At one point, I got tears in my eyes because I had this joyful realization that the people of God, gathering on the day of resurrection are, indeed, bound together, caught up in a net of grace that we never quite understand, as we come and go, or fight over the COVID boundaries, or forget the details that we promised we would remember.  Everybody who shows up is fishing for something, casting a net for meaning or connection, forgiveness or justice.  And mostly we show up at the wrong time and place or misunderstand the simple directions that were left 2000 years at the lakeshore.

“Put out into the deep water and let down your nets for a catch.”

They respond just like we do when faced with waters too deep to face: “We’ve been trying so hard doing the things we know, and we haven’t caught anything.  How do you think even deeper water is going to help?”

Yet on that deep water, they haul in an abundance.

Maybe that’s all the gospel promise we need to hear right now:  From the deep water, we will haul in an abundance.
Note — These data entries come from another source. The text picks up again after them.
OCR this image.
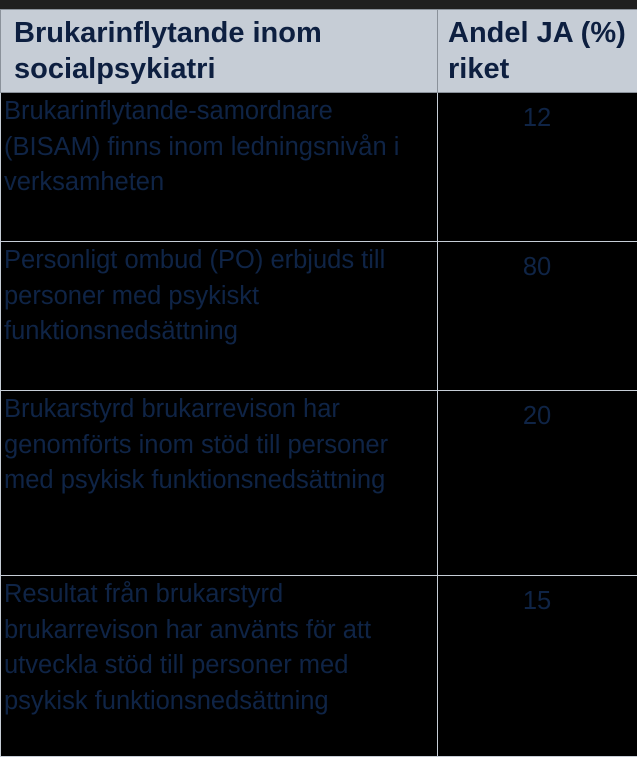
Brukarinflytande inom socialpsykiatri	Andel JA (%) riket
Brukarinflytande-samordnare (BISAM) finns inom ledningsnivån i verksamheten	12
Personligt ombud (PO) erbjuds till personer med psykiskt funktionsnedsättning	80
Brukarstyrd brukarrevison har genomförts inom stöd till personer med psykisk funktionsnedsättning	20
Resultat från brukarstyrd brukarrevison har använts för att utveckla stöd till personer med psykisk funktionsnedsättning	15
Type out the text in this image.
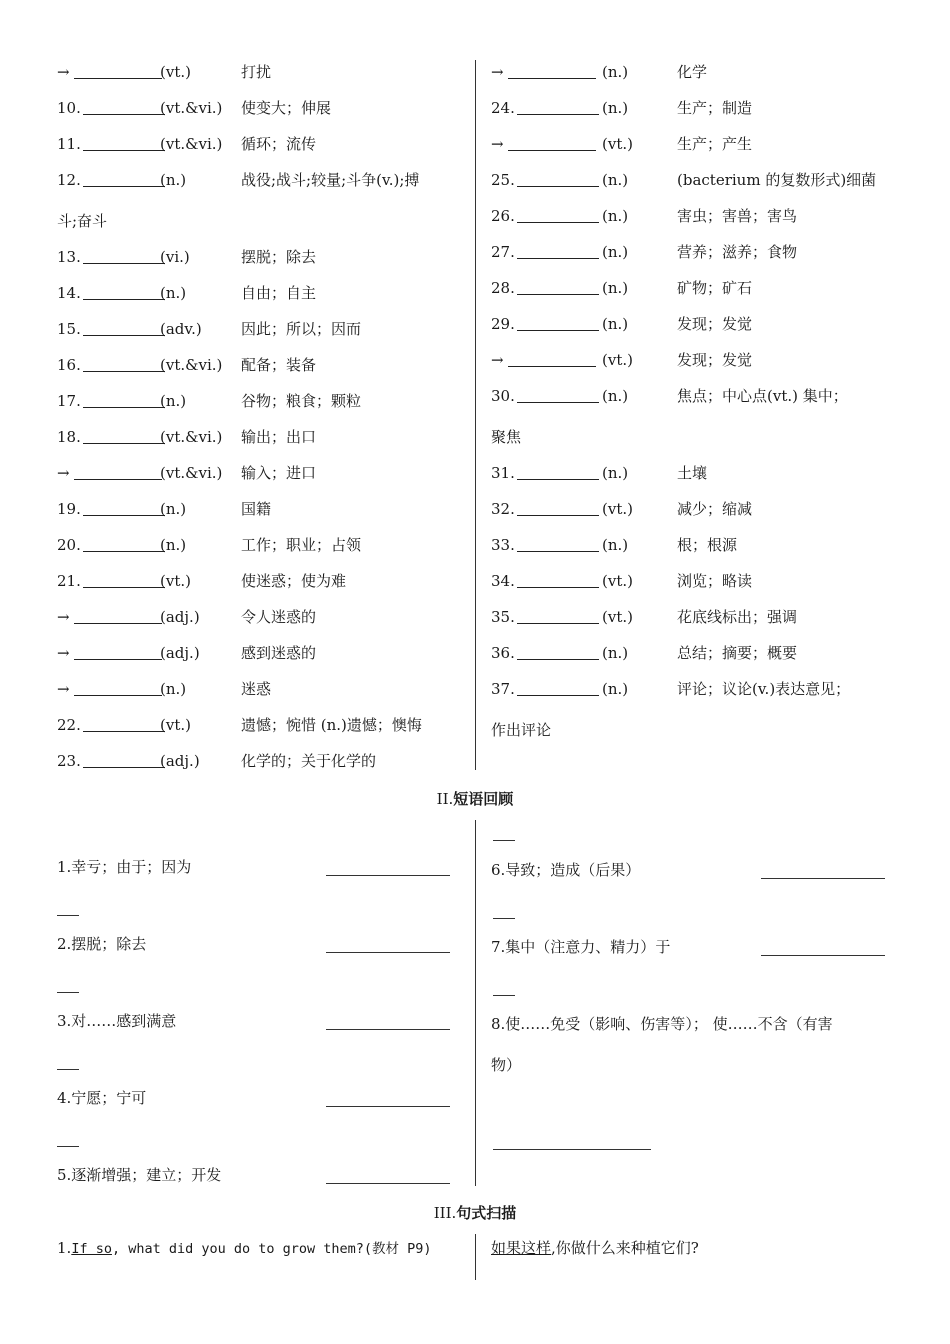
→	(vt.)	打扰
10.	(vt.&vi.) 使变大；伸展
11.	(vt.&vi.) 循环；流传
12.	(n.)	战役;战斗;较量;斗争(v.);搏
斗;奋斗
13.	(vi.)	摆脱；除去
14.	(n.)	自由；自主
15.	(adv.)	因此；所以；因而
16.	(vt.&vi.) 配备；装备
17.	(n.)	谷物；粮食；颗粒
18.	(vt.&vi.) 输出；出口
→	(vt.&vi.) 输入；进口
19.	(n.)	国籍
20.	(n.)	工作；职业；占领
21.	(vt.)	使迷惑；使为难
→	(adj.)	令人迷惑的
→	(adj.)	感到迷惑的
→	(n.)	迷惑
22.	(vt.)	遗憾；惋惜 (n.)遗憾；懊悔
23.	(adj.)	化学的；关于化学的
→	(n.)	化学
24.	(n.)	生产；制造
→	(vt.)	生产；产生
25.	(n.)	(bacterium 的复数形式)细菌
26.	(n.)	害虫；害兽；害鸟
27.	(n.)	营养；滋养；食物
28.	(n.)	矿物；矿石
29.	(n.)	发现；发觉
→	(vt.)	发现；发觉
30.	(n.)	焦点；中心点(vt.) 集中；
聚焦
31.	(n.)	土壤
32.	(vt.)	减少；缩减
33.	(n.)	根；根源
34.	(vt.)	浏览；略读
35.	(vt.)	花底线标出；强调
36.	(n.)	总结；摘要；概要
37.	(n.)	评论；议论(v.)表达意见；
作出评论
II.短语回顾
1.幸亏；由于；因为
2.摆脱；除去
3.对……感到满意
4.宁愿；宁可
5.逐渐增强；建立；开发
6.导致；造成（后果）
7.集中（注意力、精力）于
8.使……免受（影响、伤害等）； 使……不含（有害
物）
III.句式扫描
1.If so, what did you do to grow them?(教材 P9)	如果这样,你做什么来种植它们?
Jesus is about to call them into ministry—a ministry of healing and reconciliation, of feeding and making community, of dying to self and rising to something new.  Calling them to live their lives like he did.  Calling us from the deep waters of baptism to be Jesus-people in world that steadfastly refuses to be caught by grace, love, vulnerability, or non-violence.  Called to be Jesus-people in a world that trusts power and weapons, manipulation and lies, early morning pounding on the door with guns drawn.  Called to be Jesus-people in communities that are unjust and put the needs of the strongest first.  Called to be Jesus-people in deep water.

Note: Jesus does not call them without first giving them a glimpse of abundance, filling their boats with this surprising catch.

My husband tells a story of going fishing with his grandpa.  One morning, after they had breakfast in town, he took Darin to a special place on the trout stream.  Under the summer sun of Southeast Minnesota, Darin cast his rod and pulled in fish after fish, one right after another.  They had to start throwing them back because it was too many.  It was amazing.  His grandpa laughed in delight the whole time.

Only years later did he learn that grandpa knew the day and time when the fish hatchery was going to restock the trout stream.

It is no accident that God has called us to be Jesus-people in this moment; that God has brought us to this time of deep water, when we’re tired and unsure having worked long hours to survive, telling us, despite it all, to cast our nets deeper.  There is an abundance that is even now swimming under the surface.  There is a catch that can fill the creation with sustenance.  There are people who yearn to be caught.

As it turns out, that the church is grandpa, who knows where to go, that trusts that God has just filled the whole stream with abundance, that deep water is the place of biggest catch ever, where even death is turned into life, and every one of us is caught and held and loved.

And the whole time, God is laughing with delight.